The numbers are as startling as they are sad – from 2000 to 2015 more than half a million people have died from drug overdoses in the United States, according to the Centers for Disease Control, and the numbers continue to rise. The majority of those overdoses involve opioids, many originating from legal prescriptions.
There is some good news, however, coming out of this drug epidemic. There are millions of Americans whose lives have been transformed through recovery — successes that often go unnoticed by the broader population. The Substance Abuse and Mental Health Services Administration recognizes that fact every year by designating September National Recovery Month. The entire month is dedicated to a national observance to educate Americans that substance abuse treatment and mental health services can enable those with a mental and/or substance use disorder to live a healthy and rewarding life.
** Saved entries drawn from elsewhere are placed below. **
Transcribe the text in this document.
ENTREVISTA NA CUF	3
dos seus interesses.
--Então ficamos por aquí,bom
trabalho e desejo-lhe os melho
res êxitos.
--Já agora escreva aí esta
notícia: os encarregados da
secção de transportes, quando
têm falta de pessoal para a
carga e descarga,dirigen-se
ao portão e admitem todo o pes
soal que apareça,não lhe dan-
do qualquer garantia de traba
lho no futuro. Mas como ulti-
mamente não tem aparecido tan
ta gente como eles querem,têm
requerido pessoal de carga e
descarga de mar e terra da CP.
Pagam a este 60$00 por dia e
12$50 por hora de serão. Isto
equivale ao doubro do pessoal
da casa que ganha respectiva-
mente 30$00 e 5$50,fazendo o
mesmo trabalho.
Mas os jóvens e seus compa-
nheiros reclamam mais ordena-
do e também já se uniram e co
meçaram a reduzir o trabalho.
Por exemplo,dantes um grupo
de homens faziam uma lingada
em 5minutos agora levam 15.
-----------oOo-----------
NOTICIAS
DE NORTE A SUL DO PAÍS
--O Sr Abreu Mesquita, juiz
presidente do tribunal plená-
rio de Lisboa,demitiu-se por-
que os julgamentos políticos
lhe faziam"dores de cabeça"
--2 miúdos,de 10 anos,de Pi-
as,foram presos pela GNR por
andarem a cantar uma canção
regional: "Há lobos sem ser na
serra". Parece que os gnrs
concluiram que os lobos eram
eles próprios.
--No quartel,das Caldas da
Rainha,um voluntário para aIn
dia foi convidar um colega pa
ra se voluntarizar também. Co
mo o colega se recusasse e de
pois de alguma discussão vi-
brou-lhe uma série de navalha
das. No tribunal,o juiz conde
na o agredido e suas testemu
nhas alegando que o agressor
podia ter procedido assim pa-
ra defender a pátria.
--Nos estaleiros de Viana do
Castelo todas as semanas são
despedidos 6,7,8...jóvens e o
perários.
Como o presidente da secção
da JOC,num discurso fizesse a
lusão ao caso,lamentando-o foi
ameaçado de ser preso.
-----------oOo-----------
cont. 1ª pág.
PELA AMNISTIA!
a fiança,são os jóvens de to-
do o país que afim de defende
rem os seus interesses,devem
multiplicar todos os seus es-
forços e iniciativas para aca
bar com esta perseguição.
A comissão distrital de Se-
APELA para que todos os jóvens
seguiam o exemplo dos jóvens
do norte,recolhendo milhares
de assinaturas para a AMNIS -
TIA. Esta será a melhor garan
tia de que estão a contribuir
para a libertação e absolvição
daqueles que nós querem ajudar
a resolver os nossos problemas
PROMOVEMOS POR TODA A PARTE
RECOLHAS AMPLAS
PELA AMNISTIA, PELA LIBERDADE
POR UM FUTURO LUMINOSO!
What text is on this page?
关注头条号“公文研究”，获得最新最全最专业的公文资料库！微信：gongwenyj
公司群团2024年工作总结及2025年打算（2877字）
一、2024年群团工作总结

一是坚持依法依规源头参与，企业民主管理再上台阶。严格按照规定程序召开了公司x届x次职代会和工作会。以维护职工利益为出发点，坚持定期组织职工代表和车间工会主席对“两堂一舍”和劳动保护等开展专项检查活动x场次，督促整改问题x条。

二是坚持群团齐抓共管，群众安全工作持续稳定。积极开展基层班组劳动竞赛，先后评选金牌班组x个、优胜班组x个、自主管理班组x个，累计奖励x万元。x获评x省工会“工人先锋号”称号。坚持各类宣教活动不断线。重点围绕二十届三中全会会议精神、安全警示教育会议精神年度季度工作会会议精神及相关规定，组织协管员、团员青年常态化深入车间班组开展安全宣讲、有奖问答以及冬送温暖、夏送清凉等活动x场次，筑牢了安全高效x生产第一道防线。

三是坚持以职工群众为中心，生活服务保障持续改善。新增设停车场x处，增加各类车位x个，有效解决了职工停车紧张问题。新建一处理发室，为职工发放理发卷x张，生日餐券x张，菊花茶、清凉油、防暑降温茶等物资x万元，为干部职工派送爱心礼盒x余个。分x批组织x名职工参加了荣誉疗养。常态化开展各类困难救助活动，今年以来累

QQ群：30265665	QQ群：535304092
Recovery Month celebrates the gains made by those in recovery, just as we celebrate health improvements made by those who are managing other health conditions such as hypertension, diabetes, asthma, and heart disease. The observance reinforces the positive message that behavioral health is essential to overall health, prevention works, treatment is effective, and people can and do recover.
This year’s theme is Join the Voices for Recovery: Strengthen Families and Communities, highlighting the value of family and community support throughout recovery and inviting individuals in recovery and their family members to share their personal stories and successes and encourage others. Now in its 27th year, Recovery Month highlights the achievements of individuals who have reclaimed their lives in long-term recovery and honors the treatment and recovery service providers who make recovery possible.
Here at Community Health Connections, our mental health and substance abuse treatment professionals encourage the communities of northern Worcester County – and throughout the country – to reach out and support individuals in need of services, as well as their friends and families, to seek treatment and recovery services and information that can help them reclaim their lives.